Yale University Library has launched a new online tool which enables users to access outdated CD-ROMs on current computer systems. Using the Yale Library Emulation Viewer, library users no longer need to check out a physical item and track down the required—and now obsolete—hardware to view it. Instead, they can click and view the contents of the disc from a link in the item’s catalog record.
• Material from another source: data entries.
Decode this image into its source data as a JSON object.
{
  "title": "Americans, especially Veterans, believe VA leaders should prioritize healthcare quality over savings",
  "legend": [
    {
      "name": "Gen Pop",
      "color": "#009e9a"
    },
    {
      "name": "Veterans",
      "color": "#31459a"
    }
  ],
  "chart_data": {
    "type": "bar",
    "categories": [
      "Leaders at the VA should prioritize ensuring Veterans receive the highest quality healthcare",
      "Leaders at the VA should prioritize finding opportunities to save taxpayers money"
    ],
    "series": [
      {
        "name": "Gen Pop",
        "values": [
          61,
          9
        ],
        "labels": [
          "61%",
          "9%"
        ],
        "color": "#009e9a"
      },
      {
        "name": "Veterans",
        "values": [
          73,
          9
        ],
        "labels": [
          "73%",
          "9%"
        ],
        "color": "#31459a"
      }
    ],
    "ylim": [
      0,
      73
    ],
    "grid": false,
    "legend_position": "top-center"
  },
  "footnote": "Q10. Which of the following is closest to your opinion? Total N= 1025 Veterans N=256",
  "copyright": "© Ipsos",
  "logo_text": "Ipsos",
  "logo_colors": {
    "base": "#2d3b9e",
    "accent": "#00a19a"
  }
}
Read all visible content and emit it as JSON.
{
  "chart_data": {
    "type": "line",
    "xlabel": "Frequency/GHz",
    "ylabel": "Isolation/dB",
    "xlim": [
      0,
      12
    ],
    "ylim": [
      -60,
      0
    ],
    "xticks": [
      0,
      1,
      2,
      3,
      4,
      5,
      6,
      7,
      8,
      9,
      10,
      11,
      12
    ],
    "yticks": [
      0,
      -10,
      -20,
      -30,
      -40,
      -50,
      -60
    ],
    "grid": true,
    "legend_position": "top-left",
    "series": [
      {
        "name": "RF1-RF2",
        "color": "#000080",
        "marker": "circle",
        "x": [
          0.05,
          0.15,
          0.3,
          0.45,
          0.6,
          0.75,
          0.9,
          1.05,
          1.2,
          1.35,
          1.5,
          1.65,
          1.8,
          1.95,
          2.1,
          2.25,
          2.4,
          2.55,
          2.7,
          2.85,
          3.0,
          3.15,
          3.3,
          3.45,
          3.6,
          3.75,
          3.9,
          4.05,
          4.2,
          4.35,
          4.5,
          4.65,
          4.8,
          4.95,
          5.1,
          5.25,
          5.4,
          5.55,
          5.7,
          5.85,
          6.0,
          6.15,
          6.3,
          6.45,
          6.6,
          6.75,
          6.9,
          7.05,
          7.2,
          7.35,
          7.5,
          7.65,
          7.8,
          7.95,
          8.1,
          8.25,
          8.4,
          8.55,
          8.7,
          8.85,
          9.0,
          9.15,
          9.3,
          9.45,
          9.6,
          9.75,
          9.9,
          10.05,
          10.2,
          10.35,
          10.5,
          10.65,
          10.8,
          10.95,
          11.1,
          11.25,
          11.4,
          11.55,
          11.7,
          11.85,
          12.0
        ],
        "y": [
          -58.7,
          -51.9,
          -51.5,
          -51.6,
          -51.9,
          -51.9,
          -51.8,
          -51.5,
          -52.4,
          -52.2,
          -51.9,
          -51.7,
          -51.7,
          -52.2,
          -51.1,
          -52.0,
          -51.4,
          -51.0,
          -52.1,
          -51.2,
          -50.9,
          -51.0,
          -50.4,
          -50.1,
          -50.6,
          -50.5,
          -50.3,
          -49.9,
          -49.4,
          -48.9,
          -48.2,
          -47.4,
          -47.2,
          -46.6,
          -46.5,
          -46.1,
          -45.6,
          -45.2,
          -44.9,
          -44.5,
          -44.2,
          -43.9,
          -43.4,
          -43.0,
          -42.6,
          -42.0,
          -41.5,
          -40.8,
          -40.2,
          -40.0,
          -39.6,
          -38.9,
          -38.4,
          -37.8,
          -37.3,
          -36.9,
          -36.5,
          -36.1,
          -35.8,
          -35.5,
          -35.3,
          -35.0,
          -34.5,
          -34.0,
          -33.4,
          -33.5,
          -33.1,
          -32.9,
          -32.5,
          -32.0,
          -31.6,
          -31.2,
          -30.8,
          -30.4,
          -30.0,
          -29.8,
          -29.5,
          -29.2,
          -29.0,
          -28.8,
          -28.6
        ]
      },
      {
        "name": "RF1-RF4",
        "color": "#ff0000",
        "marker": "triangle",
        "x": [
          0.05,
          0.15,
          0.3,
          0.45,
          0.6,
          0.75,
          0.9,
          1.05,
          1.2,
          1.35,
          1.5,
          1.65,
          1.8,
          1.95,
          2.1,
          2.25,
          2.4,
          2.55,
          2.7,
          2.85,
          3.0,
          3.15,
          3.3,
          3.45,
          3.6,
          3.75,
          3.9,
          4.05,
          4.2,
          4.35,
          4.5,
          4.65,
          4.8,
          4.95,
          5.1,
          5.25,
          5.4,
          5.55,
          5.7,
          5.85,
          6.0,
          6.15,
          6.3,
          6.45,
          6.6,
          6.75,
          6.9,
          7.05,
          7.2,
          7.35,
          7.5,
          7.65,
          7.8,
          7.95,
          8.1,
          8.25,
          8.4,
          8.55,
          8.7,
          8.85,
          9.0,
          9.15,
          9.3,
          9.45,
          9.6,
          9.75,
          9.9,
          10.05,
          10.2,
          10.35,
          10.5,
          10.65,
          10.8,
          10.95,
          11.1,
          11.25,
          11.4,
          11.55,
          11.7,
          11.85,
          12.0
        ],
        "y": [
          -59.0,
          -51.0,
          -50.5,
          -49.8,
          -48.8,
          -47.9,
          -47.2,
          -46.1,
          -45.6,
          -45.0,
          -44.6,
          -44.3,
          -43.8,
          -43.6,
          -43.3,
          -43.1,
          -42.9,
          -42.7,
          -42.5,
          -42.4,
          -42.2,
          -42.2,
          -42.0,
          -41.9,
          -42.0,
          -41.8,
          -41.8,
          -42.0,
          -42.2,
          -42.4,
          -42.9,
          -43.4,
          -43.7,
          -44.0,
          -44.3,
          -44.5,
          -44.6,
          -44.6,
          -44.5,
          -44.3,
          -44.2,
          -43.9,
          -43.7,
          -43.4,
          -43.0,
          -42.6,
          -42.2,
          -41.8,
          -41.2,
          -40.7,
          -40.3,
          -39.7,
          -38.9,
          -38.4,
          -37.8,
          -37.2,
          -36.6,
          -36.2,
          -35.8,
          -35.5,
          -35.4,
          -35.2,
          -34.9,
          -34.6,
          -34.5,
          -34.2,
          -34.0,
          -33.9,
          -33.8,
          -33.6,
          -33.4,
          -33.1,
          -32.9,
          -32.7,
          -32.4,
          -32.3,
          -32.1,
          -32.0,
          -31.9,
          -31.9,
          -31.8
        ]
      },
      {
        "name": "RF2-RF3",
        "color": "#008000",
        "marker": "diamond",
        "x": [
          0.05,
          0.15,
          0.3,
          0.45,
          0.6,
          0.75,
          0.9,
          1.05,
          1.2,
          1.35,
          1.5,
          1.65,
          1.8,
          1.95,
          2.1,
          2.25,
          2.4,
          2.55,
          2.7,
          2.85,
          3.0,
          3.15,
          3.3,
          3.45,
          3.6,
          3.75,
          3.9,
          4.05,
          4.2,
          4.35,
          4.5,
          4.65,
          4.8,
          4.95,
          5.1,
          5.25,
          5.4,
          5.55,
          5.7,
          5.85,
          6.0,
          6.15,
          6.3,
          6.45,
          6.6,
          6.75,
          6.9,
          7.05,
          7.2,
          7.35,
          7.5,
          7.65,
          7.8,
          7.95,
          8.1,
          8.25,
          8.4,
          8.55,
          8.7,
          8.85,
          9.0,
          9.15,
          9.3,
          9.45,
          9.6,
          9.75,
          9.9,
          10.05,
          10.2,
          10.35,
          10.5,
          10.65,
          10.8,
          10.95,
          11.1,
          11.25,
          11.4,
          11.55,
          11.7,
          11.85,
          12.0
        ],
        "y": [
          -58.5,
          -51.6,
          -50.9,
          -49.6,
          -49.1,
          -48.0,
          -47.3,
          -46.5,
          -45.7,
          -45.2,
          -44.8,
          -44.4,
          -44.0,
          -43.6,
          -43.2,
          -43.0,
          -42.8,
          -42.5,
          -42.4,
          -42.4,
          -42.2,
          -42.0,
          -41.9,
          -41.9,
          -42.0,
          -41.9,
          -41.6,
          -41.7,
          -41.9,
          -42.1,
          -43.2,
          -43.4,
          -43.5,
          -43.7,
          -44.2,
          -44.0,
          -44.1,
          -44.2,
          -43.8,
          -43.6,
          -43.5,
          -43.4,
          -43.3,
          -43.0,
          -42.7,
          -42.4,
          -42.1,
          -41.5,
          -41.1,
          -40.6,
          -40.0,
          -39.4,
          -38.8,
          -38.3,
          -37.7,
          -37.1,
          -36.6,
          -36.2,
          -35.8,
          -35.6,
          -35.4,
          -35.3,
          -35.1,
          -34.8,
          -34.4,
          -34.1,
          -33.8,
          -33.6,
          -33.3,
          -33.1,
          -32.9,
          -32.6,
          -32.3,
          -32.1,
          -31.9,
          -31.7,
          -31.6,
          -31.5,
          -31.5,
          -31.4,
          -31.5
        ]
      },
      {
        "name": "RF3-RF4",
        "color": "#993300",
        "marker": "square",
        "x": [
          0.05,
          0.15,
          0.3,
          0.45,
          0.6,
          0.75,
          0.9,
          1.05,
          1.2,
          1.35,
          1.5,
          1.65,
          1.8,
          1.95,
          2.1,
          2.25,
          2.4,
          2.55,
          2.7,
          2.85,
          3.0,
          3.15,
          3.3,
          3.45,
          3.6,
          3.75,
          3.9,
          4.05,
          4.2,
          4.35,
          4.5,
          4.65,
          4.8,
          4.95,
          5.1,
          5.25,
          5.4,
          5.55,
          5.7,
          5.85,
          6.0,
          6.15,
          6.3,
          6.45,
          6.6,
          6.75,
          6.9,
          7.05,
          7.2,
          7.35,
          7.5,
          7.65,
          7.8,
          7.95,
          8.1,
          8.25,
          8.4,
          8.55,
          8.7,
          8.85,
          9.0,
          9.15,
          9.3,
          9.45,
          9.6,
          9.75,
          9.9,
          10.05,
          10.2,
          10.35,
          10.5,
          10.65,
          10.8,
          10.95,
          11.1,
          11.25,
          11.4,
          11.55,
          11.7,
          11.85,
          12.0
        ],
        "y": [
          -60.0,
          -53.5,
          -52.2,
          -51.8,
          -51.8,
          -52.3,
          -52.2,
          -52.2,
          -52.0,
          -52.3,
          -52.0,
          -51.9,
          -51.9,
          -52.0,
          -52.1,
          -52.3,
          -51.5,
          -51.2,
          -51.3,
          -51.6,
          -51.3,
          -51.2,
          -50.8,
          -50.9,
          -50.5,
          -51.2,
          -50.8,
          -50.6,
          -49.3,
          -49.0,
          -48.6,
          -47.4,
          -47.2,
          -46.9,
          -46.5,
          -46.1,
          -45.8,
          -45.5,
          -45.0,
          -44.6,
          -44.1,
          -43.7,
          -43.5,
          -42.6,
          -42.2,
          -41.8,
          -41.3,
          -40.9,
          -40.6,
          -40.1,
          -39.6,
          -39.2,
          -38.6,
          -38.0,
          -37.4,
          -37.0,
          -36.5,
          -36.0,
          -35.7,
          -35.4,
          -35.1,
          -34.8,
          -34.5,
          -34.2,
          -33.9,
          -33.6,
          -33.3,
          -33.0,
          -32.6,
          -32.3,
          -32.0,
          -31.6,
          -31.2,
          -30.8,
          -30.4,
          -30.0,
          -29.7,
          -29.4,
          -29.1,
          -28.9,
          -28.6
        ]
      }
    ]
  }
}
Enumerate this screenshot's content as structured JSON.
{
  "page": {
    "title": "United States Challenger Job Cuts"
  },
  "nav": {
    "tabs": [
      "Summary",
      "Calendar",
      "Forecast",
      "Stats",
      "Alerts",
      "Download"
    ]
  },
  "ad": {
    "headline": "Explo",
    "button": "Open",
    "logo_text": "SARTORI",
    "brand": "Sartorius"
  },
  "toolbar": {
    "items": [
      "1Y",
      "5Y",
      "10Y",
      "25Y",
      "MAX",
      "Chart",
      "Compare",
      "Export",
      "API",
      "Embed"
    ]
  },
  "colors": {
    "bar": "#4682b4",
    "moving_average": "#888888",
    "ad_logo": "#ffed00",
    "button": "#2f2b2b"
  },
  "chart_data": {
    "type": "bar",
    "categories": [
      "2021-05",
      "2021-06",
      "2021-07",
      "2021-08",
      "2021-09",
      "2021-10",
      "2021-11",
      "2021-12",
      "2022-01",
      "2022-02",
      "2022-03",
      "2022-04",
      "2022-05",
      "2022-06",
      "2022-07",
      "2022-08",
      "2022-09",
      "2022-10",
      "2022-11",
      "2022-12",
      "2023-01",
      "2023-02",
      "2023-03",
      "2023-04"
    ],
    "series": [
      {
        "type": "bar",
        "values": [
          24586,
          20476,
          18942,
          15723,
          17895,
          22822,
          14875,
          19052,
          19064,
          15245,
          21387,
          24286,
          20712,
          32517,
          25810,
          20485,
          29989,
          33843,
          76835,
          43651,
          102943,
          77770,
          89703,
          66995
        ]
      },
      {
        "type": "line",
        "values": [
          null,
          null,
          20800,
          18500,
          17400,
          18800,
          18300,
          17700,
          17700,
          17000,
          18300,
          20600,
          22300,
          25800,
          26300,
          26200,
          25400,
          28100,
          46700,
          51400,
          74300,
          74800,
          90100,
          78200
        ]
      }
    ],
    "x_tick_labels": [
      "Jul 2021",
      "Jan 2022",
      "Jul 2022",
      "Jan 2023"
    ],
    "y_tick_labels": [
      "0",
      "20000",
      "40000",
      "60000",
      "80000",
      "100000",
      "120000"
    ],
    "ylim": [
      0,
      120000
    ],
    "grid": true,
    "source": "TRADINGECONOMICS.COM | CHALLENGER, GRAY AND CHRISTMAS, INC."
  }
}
The Emulation Viewer is the latest offering of the library’s digital preservation team and its Emulation-as-a-Service Infrastructure (EaaSI) program, funded by the Andrew W. Mellon and the Alfred P. Sloan Foundations. Emulation refers to the process of recreating obsolete computer hardware with software. Emulation allows users to run old operating systems and applications that would otherwise be incompatible with modern computers--and it is one of the key emerging technologies for long-term preservation of born-digital and digitized collections.
Now, students and other researchers at Yale can travel back to a world of interfaces such as Microsoft Windows ’98, seeing content exactly as they would have in the ’80s and ’90s when CD-ROMs were routinely used for conference proceeding, datasets, image collections, and textbook supplements. In the Emulation Viewer, users can navigate the information on the disc, and even enable secondary software, such as PowerPoint or Quicktime, to access the contents of the CD-ROM.
So far, about 150 of the library’s more than 5,000 CD-ROMs have been uploaded to the viewer and the work is ongoing. A list of At current funding and staffing levels, setting up all the discs in the system will take about three years.